La parola d'ordine è «responsabilità». Compare in tutti gli appelli, che in queste ore si moltiplicano. «Il governo vada avanti». Dai sindaci, a Confindustria alle categorie economiche. È un coro, quello che si sta alzando.
Appelli diretti al presidente del Consiglio Mario Draghi, perché resti al suo posto, ma anche richiami indirizzati ai partiti, affinché gli consentano di portare avanti il lavoro, in un momento delicato come questo, in cui sul futuro del Paese si addensano già prospettive nebulose, sintetizzate nell'analisi di Bloomberg Economics, che vede «problemi per i titoli di Stato italiani» già a partire dal Consiglio della Bce di giovedì, quando si riproporrà il braccio di ferro fra gli Stati «frugali» del Nord Europa e quelli più indebitati, come il nostro.
Da qui ad aprile scadranno titoli pubblici per quasi 342 miliardi di euro, e le condizioni alle quali sarà rinnovato questo stock di debito (il suo costo) saranno decisive. Anche l'economia «reale» pretende risposte. «Il bene del Paese viene prima degli interessi e degli egoismi del singolo» avverte il presidente di Confindustria Carlo Bonomi, parlando al Senato, e intanto la Cgia di Mestre calcola che 146mila imprese siano a «rischio default» a causa usura.
Tutti chiedono «senso di responsabilità», invocano insomma la saggezza che si dovrebbe avere in queste fasi, ma qualcuno evoca anche la «responsabilità» che si assumerebbe chi dovesse decidere di portare l'Italia in una crisi al buio, in un passaggio in cui sui tavoli di Palazzo Chigi resta aperta una pila di dossier, dalla guerra all'energia, dal Pnrr alla transizione, dalle misure fiscali a quelle su lavoro.
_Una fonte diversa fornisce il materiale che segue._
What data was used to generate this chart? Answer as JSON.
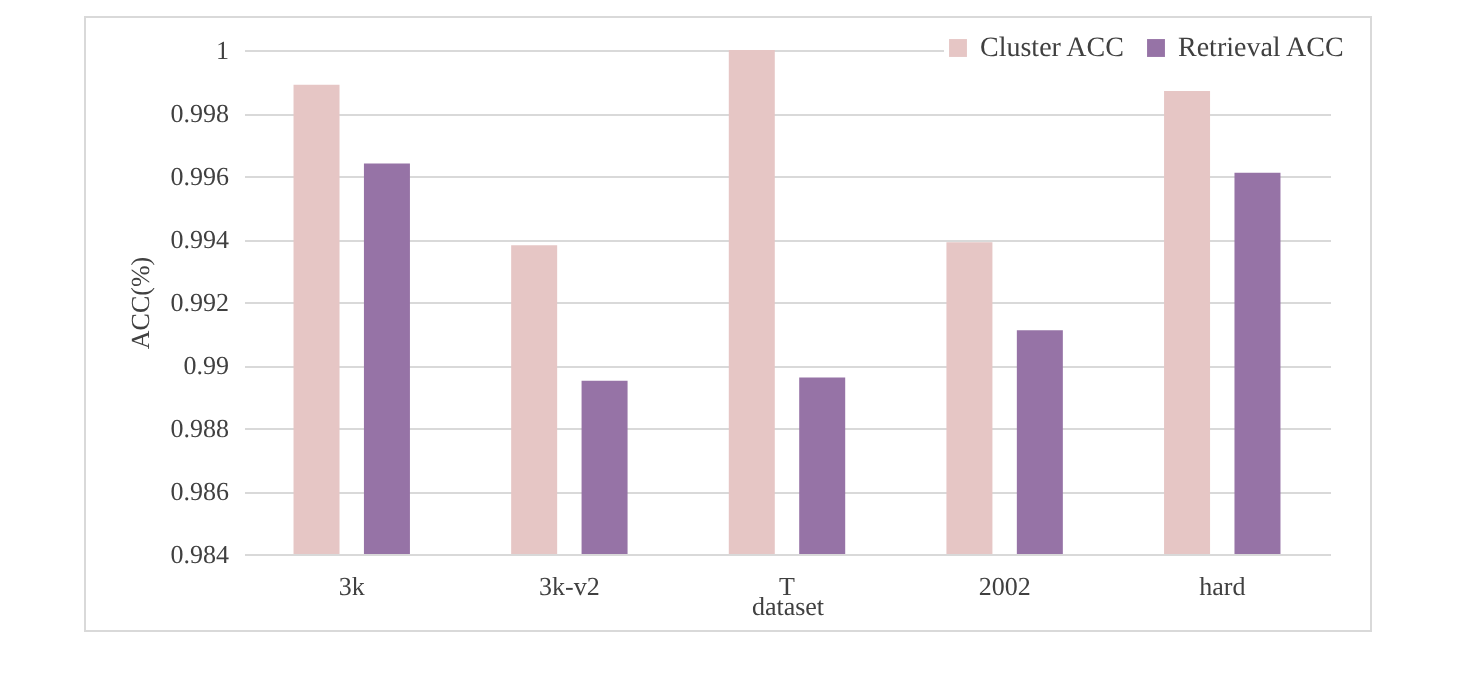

«Noi sindaci chiediamo a Mario Draghi di andare avanti e spiegare al Parlamento le buoni ragioni che impongono di proseguire l'azione di governo». Questo si legge nell'appello firmato da undici primi cittadini, da quello di Milano Beppe Sala, ad Antonio Decaro, sindaco di Bari e presidente Anci, a Roberto Gualtieri sindaco di Roma. I sindaci manifestano «incredulità e preoccupazione» di fronte a una crisi «generata da comportamenti irresponsabili di una parte della maggioranza», chiedono «azione, credibilità, serietà», riconoscono a Draghi «dignità e statura, politica e istituzionale» e chiedono alle forze politiche «di pensare al bene comune e di anteporre l'interesse del Paese ai propri problemi interni», richiamandole al «dovere di portare in fondo il lavoro iniziato in un momento cruciale per la vita delle famiglie e delle imprese italiane». «Se non dovessero farlo - intimano - si prenderebbero una responsabilità storica davanti all'Italia e all'Europa e davanti alle future generazioni».
Tono solenne e urgente. Chi si muove, lo fa sulla scorta di una consapevolezza: la credibilità internazionale del premier consente all'Italia di gestire problemi e incognite finanziarie che altrimenti sarebbero in grado di travolgerla. Per Bloomberg, i possibili contrasti nel Consiglio direttivo della Bce di giovedì prossimo potrebbero creare non pochi «problemi per i titoli di Stato italiani», anche perché la previsione è che le comunicazioni sui dettagli del piano «anti-spread» saranno vaghe e «deluderanno gli investitori».
Dopo il Covid, le dinamiche finanziarie «normali» si stanno rimettendo in moto. E con esse, le minacce che da anni incombono sull'Italia, aggravate da un quadro ancor più stressato, da guerra e inflazione. Gregorio De Felice, chief economist di Intesa Sanpaolo, vede «un potenziale allargamento dello spread» e il rischio di una «tempesta perfetta fatta di gas, dimissioni del governo Draghi e delusione per l'intervento della Bce».
Negli ultimi giorni, hanno manifestato «sconcerto» per la rottura parlamentare, i vertici di Confindustria di Lombardia, Puglia, Romagna, Piemonte, Toscana, Campania, Sud Sardegna, e di Assolombarda. Ieri, si sono aggiunte le categorie più disparate: «Non è il tempo di una crisi di governo al buio» ammoniscono per esempio le professioni sanitarie.
«L'Italia non può restare senza una guida autorevole e sicura» avvertono oltre 20 sigle del mondo dei trasporti. Perfino «i preti di strada» ritengono che «andare a votare subito non sarebbe un bene». Suona come una preghiera: «La speranza è che Draghi ci ripensi».